People who do not have a drinking problem do not plan their next drink.  A person who does not have a drinking problem is unlikely to get a D.U.I.  A person who does not have a drinking problem does not lose family, friends, jobs, or anything else because they had a drink, or even a few drinks.  A person who does not have a drinking problem does not worry who sees them having a drink, nor do they hide their alcohol at home, nor do they lie about having a drink.  A person who does not have a drinking problem frequently has a problem remembering when they had their last drink.  A person who does not have a drinking problem does not see running out of beer or any other alcohol as a problem.

One of the biggest problems in any person’s life is their ability to deny the obvious.  People with alcohol problems are particularly good at it.  People with a drinking problem frequently try to shift blame for their own problems to other people, institutions, or things.  They are seldom interested in taking responsibility for their own actions.  They are someone who, when faced with a problem, decide they “need a drink.”  Whenever I hear someone say that, my ears perk up.  That is because I have the simple belief that no one “needs” a drink, ever, for any reason.  To the contrary, the well-adjusted, together person, wants to plow through the problem fully sober.  A drink only serves to muddle.
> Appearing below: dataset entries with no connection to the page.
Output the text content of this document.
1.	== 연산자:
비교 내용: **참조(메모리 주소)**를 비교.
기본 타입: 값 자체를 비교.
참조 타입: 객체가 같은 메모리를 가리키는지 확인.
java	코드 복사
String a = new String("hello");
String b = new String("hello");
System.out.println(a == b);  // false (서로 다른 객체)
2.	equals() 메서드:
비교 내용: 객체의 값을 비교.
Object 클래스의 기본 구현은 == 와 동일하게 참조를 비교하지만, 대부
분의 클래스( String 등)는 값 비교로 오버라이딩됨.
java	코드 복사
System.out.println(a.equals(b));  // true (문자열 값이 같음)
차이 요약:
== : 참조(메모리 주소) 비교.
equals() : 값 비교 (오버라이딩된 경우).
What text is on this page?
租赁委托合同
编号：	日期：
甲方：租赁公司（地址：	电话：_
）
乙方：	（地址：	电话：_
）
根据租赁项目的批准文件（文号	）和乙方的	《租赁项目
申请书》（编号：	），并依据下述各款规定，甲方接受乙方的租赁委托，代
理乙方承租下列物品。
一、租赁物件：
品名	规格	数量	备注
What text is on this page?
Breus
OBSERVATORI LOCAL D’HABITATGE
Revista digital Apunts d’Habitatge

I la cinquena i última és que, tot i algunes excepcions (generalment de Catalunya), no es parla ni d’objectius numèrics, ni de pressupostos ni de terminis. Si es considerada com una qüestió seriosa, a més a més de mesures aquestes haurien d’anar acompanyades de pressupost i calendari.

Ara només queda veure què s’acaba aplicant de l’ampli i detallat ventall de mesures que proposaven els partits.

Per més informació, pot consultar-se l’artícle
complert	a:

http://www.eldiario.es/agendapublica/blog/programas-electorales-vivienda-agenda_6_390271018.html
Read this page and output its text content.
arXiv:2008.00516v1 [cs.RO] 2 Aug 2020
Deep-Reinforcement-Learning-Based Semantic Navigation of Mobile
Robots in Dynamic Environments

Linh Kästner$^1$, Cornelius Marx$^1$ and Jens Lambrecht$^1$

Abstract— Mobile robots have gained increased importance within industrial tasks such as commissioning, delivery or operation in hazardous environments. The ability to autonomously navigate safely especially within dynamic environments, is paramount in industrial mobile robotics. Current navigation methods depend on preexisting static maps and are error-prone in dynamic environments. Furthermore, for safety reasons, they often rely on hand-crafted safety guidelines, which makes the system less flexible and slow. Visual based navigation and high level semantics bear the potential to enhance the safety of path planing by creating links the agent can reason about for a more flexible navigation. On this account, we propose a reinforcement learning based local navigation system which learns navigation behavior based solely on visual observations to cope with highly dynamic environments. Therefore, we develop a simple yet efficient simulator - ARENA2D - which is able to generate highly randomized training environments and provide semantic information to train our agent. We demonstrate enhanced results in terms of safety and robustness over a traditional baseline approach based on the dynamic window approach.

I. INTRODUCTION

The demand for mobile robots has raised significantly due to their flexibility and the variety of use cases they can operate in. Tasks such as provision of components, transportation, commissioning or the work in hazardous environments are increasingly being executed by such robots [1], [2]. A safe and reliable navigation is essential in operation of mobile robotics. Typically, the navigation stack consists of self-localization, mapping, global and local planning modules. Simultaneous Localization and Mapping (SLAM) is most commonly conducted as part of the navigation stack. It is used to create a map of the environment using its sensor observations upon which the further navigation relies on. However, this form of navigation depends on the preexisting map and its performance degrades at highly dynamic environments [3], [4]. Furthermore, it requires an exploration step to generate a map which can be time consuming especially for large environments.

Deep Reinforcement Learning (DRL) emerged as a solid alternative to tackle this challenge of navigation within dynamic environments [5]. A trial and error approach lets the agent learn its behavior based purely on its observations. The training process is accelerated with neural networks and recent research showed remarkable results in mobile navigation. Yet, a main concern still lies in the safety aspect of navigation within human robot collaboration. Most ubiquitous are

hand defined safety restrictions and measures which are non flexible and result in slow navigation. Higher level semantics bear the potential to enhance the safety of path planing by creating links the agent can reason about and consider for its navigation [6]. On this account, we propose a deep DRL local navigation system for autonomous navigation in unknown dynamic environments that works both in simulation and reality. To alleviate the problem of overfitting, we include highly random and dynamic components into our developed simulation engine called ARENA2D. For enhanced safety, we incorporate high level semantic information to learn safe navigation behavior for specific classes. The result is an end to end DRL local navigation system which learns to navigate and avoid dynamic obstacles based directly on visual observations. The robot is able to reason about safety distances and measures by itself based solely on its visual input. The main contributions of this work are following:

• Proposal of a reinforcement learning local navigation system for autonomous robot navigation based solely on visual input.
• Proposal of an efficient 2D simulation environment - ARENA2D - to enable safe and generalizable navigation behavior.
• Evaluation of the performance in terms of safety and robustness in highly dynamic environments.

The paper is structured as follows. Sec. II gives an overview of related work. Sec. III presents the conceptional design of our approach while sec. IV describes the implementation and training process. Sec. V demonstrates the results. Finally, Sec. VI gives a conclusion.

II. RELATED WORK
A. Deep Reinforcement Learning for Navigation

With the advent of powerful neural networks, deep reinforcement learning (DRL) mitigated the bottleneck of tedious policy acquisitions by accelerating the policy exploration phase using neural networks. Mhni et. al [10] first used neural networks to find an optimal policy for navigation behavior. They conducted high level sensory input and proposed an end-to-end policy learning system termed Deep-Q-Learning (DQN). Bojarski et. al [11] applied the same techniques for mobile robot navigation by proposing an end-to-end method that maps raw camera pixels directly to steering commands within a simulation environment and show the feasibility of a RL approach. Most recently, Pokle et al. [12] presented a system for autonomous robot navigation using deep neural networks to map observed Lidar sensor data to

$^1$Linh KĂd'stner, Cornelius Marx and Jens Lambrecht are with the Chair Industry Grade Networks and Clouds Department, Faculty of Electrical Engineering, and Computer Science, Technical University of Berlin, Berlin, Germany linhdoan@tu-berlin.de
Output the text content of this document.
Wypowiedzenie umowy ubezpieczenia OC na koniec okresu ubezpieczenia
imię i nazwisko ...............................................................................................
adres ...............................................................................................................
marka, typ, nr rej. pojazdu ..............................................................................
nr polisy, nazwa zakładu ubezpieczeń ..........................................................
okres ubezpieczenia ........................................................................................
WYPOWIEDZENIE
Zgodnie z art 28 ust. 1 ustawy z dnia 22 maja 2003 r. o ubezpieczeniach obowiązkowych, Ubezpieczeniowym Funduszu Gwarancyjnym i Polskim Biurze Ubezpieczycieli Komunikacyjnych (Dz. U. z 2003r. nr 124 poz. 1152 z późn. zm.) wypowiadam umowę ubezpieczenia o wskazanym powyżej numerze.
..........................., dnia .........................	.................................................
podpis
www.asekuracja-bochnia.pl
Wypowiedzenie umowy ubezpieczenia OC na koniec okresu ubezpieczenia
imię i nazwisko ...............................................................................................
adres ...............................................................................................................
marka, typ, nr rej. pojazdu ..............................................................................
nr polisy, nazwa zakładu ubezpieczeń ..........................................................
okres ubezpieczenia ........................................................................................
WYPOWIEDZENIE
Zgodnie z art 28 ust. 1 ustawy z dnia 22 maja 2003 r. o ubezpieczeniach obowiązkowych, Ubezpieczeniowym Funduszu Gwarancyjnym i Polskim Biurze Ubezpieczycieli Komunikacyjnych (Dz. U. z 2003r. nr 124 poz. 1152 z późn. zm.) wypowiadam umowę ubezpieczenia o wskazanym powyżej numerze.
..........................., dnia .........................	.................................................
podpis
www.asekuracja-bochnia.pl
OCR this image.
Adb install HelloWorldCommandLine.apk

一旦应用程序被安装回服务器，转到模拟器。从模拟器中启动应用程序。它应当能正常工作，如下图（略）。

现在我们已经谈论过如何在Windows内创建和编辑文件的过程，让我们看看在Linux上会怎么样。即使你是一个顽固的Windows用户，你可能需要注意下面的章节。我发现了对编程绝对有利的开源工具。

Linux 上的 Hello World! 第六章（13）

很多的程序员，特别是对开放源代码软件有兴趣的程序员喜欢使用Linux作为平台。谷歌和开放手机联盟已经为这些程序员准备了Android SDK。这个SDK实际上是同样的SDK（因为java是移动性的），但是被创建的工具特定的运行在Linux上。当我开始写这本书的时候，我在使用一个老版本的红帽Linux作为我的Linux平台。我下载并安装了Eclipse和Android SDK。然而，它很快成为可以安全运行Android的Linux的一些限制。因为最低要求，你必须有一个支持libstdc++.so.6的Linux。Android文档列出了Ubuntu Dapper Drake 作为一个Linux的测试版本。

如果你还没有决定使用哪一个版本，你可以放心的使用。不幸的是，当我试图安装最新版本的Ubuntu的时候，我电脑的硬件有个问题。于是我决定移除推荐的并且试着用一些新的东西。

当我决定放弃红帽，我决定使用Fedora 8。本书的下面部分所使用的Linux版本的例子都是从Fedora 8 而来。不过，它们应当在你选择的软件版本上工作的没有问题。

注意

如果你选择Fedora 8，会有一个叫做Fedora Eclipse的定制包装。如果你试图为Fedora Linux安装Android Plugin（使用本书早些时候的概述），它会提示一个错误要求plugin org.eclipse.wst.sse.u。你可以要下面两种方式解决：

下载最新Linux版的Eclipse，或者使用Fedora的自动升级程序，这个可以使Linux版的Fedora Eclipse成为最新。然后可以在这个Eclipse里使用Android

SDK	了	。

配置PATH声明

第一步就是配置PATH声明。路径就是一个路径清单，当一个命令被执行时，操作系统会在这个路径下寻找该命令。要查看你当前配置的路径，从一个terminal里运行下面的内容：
You do not have to drink every day to have a problem with alcohol.  You do not have to have been in jail as a result of drinking to have a problem.  You do not have to be homeless to have a problem.  Shortly after I stopped drinking I met a man who had a Harvard MBA, was a high-powered financier, and was getting ready to do some serious jail time which he admitted had been the result of his drinking.  Drinking never seems like a problem until it is.  And when it is denial comes to the rescue that permits the person to continue drinking.  Like any disease, untreated, it always gets worse.

I hope this makes an impression on someone who might be wondering about their drinking.  Feel free to contact me if you want more.  Better yet, go to an A.A. meeting, if only to gather information.  You have absolutely nothing to lose by doing so, and everything to gain.  If you do not know where meeting exist close to you, go to www.aa.org and you will find everything you need.